Ci risiamo. A New York si è rialzato - come ogni settembre - il sipario dell'Assemblea Generale delle Nazioni Unite. E come ogni anno a questa parata di capi di stato e dittatori fa da cornice una prolissa discussione sullo stato del mondo che non contribuirà assolutamente a migliorarlo. L'unico risultato sarà quello d'impoverire ulteriormente la vecchia Europa e la povera Italia costrette, al pari degli Stati Uniti, a sobbarcarsi gran parte delle spese di questo esoso carrozzone. Un carrozzone di cui nessuno conosce i costi reali. Al bilancio ordinario - pari per il 2017 a circa 5,6 miliardi di dollari - vanno infatti aggiunte le spese di decine di agenzie che spesso portano il consultivo reale ben oltre i 12 miliardi. Prendiamo i contributi per circa 94,5 milioni versati dall'Italia nel 2017. Quel versamento ci garantisce ancora una volta un posto tra i primi dieci finanziatori dell'Organizzazione, ma è relativo solo al bilancio ordinario del Palazzo di Vetro. Ad esso va aggiunta una quota da quattro milioni di dollari indispensabile per far funzionare i vari tribunali internazionali e un'ulteriore addizionale da 28,5 milioni per saldare i costi generati solo nel primo semestre 2017 dalle missioni di peacekeeping. Il tutto senza dimenticare che le missioni di mantenimento della pace, come quella al confine libanese israeliano in cui ricopriamo dal 2006 un ruolo guida, hanno ulteriori costi di cui si fanno carico direttamente le nazioni partecipanti. Ma questo sarebbe il meno se l'Onu e le sue missioni servissero a qualcosa. Invece da 72 anni le Nazioni Unite non riescono neppure a sfiorare l'obiettivo per cui sono state create: garantire l'ordine mondiale. Per capirlo buttate un occhio al mappamondo.

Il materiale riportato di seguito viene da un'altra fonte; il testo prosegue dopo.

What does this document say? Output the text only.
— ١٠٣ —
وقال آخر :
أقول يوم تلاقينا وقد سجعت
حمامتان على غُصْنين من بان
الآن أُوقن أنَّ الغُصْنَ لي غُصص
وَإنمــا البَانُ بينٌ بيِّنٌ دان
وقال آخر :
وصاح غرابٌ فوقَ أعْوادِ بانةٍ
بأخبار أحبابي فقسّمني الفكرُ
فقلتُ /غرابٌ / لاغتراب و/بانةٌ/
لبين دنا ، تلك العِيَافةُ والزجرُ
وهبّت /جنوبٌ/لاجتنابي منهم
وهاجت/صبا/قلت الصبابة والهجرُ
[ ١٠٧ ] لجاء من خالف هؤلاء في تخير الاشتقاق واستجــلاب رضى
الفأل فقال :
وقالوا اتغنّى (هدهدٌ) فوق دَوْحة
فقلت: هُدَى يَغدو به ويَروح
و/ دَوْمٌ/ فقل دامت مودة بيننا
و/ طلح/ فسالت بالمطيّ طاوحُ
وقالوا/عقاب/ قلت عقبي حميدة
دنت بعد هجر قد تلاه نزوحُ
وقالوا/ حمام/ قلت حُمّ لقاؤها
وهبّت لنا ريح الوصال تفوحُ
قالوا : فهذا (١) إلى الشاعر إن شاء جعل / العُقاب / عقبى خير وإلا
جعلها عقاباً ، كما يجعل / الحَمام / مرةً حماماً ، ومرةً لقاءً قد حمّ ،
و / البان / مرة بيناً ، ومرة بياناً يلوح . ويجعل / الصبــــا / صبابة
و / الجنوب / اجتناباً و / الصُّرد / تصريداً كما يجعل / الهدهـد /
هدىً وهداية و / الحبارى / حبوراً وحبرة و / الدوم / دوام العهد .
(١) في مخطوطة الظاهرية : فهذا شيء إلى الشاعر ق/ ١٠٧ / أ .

Le maggiori crisi affidate alla soluzione dell'Onu, come la partizione della Palestina o il conflitto delle due Coree, si sono trasformate in piaghe bibliche ancor oggi largamente irrisolte. E il programma dell'Assemblea Generale di quest'anno - con ai primi quattro posti la Libia, la crisi nord coreana, il terrorismo e il cambiamento climatico - sembra fatto apposta per confermare la consuetudine. Nella questione coreana il Palazzo di Vetro conta meno di zero. E l'unica speranza d'una soluzione è lasciata alla mediazione di Pechino o Mosca. Per cancellare gli accordi sul cambiamento climatico - su cui l'Onu investiva da decenni - è bastato l'arrivo alla Casa Bianca di Donald Trump. Quanto al terrorismo c'è da ringraziare il cielo che la lotta all'Isis sia stata lasciata agli americani in Irak e ai russi in Siria perché altrimenti il Califfato sarebbe ancora in piedi. Quanto alla Libia difficile scordare che dal 2014 i funzionari dell'Onu lautamente pagati per affrontare il problema dei migranti preferiscono soggiornare nei più sicuri alberghi di Tunisi anziché affrontare le incertezze libiche. A partire dall'inviato speciale per la Libia Ghassan Salamé che alla domanda se risieda nel Paese risponde di passarci la notte quando proprio deve. Del resto i predecessori hanno fatto anche di peggio lasciando che a soccorrere i migranti alla deriva nel Mediterraneo fossero l'Italia, l'Ue o un branco di Ong fuori controllo. Insomma all'indomani dell'apertura dell'Assemblea Generale l'unico augurio è che si arrivi ben presto alla sua chiusura. E, intendiamoci, non dell'Assemblea Generale soltanto, ma dell'intero Palazzo di Vetro e di tutte le sue dispendiose succursali.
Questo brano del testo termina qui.